I miss living in Virginia the most in springtime. At dusk, I could look out into the woods and seeĀ dogwood blossoms that seemed to float, untethered, among the trees. Some blossoms were delicate pink, and some were an ethereal, pure white.
Spring is springing here in Southern Illinois. There’s a single dogwood tree out my kitchen window, which I see as a kind of a blessing. But, fear not. This weekend, I discovered that our local Rural King can fulfill my urgent desire for blossom beauty for just a hundred bucks. Happy spring.
That Rural King tree is downright pathetic.
But…with a lemonade out of lemons attitude…add some hand-tossed garland, double the LEDs with something, oh, maybe blue (and flashing, if available) and stick it in a heavy, crack-glazed ceramic pot and, heck, it’d be almost basement-worthy.
Fun!
P.S. The lone dogwood in your yard has little to fear.
Oh, it is sad, isn’t it? Oddly enough, your lemonade-added description sounds like the Christmas twig I decorated in college. Twinkling lights and all. Happy days…

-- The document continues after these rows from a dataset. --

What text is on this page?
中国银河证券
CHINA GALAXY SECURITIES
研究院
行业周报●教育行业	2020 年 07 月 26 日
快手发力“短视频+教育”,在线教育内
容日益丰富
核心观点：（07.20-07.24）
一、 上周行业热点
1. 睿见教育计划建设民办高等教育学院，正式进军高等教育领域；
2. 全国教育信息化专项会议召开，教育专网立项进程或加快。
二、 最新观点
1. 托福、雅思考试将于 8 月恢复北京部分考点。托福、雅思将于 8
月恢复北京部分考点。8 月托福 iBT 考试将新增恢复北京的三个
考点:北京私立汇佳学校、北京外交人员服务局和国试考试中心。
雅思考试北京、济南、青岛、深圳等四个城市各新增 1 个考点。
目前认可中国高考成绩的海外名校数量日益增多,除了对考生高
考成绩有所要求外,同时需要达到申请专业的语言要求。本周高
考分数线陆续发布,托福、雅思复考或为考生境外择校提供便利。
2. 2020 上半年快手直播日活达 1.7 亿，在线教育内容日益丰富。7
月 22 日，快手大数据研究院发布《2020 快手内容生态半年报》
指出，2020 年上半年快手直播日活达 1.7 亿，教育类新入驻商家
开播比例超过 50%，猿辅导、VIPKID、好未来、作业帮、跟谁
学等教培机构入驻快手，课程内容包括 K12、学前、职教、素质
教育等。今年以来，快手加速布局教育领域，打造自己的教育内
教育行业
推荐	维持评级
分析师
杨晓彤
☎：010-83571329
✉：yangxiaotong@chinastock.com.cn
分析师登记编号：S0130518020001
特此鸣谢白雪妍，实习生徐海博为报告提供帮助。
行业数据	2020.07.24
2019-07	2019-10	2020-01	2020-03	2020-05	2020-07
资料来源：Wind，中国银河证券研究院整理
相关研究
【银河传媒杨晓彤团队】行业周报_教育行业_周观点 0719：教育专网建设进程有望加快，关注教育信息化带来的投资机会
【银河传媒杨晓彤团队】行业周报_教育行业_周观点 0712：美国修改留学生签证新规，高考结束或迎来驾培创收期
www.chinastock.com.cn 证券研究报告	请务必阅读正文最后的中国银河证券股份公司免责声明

Happy days… yes. College days.
\Nice to know that there is a literate and successful author in southern Illinois, Laura. You’re writing is inspiring, and I have only sampled it so far but will read a full book soon. My reading trough is full for the moment, reading JD Salinger’s biography, and a book on sentences by Stanley Fish (that I roasted on Amazon review because, it’s really that bad!–Amazon search sentences and Fish and you’ll see it; sorry, Stanley Fish) and just plunging into The Great Gatsby since I heard they’re going to foul it up with a new movie in 2012, I’d better get it read and imagined before MGM does it for me. But a Laura Benedict book is in my future (I Kindle and sample so I remember which ones I want to read). Cheers.
Thanks so much for the kind words. Those Kindle previews are perfect, aren’t they?
I predict that you will enjoy The Great Gatsby. I don’t know that I will bother with the film…I was scarred badly by the Redford/Farrow version from the 1970s. Even back then they were showing films to schoolchildren instead of making them read books.